Once upon a time, I found over $100,000 of fluff in my condo association’s budget proposal. I wasn’t a board member. I wasn’t on the budget and finance committee. I was “just” a co-owner–and I was mad.
I hadn’t paid a lot of attention to the budget until then, but I was pretty sure that the proposed fee increases were excessive. So I went through the three previous budgets, comparing the plans to actual expenditures–and to the new proposal. I discovered that if a category (say painting) had been increased in Year 1 to account for a major expenditure (e.g., repainting of corridors), the bump was maintained in Years 2 and 3. Run that across the entire budget, and the estimated expenditures were wildly higher than actual expenditures.
Management companies are famous for this. It gives them a de facto slush fund to tap if something goes awry and they can still claim they came in under budget at the end of the year. (Well, unless something goes really, really wrong–but that’s a topic for a different post.) Condo boards don’t ask questions because, well, they came in under budget.
It wasn’t just the budget that was a mess.

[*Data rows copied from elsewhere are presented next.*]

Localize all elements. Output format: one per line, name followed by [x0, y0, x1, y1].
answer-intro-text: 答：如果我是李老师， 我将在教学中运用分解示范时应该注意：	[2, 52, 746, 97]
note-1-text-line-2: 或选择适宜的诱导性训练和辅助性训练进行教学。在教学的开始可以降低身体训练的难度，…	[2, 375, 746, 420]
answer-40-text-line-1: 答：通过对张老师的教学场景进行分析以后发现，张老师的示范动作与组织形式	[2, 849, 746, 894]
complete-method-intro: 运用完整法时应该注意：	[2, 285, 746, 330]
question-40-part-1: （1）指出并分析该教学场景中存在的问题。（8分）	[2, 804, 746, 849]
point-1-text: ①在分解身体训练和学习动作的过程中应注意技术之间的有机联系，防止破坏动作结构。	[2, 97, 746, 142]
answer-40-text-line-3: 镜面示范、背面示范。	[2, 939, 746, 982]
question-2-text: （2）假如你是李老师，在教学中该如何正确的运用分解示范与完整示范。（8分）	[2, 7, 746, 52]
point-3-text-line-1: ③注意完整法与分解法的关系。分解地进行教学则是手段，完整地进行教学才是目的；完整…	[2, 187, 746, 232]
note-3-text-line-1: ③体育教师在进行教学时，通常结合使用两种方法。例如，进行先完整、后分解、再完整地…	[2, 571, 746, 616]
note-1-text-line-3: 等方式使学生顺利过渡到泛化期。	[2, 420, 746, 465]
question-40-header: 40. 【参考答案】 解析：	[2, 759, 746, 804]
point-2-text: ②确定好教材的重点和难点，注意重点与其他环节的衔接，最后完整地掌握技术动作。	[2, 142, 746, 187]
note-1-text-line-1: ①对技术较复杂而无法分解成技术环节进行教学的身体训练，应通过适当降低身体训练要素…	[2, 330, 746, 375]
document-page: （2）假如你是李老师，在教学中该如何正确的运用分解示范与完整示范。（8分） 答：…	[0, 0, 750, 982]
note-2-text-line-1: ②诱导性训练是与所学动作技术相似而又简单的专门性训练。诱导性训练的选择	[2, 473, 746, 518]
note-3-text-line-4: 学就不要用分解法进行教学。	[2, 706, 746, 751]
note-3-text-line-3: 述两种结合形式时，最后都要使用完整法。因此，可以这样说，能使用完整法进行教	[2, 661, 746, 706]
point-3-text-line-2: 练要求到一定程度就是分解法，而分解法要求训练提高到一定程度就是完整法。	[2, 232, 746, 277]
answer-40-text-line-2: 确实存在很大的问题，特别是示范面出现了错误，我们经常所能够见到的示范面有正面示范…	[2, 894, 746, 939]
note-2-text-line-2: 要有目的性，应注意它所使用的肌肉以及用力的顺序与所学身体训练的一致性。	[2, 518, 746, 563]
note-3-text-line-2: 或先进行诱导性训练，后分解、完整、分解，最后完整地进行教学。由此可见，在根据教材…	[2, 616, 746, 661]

The management company was running our condo. The board of directors at the time was just rubber stamping everything.
Who runs your business?
- Your CFO may be handling the finances–but you have to look at and understand your own books.
- Your IT team may be recommending systems and keeping them operational–but you have to make sure the technology in place meets the company’s needs.
- Your product developers may be coming up with lots of new ideas–but you have to decide which ones to pursue.
- Your sales team may be doing most of the talking to prospects–but you have to understand who your best prospects are and what they need.
I could go on–but you get the picture, right?
Owners have to own it. And leaders have to lead.
I was thinking about this the other day after I heard former collegiate football coach Bobby Bowden on Mike and Mike. The conversation was about the Penn State scandal, the NCAA’s sanctions, and big-money collegiate football. Bowden was asked if a coach can have too much power on campus. Bowden’s reply:
“Yes, if you have a weak administration… To me, if a coach can rule a university or a president, you’d better get another president. You’d better get another board of trustees because they cannot let that happen. It [doesn't] work and this shows it.”
Whether you oversee a $60 million football program, a $1 million condo association, or a business of a more modest size, the decisions you make and those you abdicate come back to you. Are you running your business?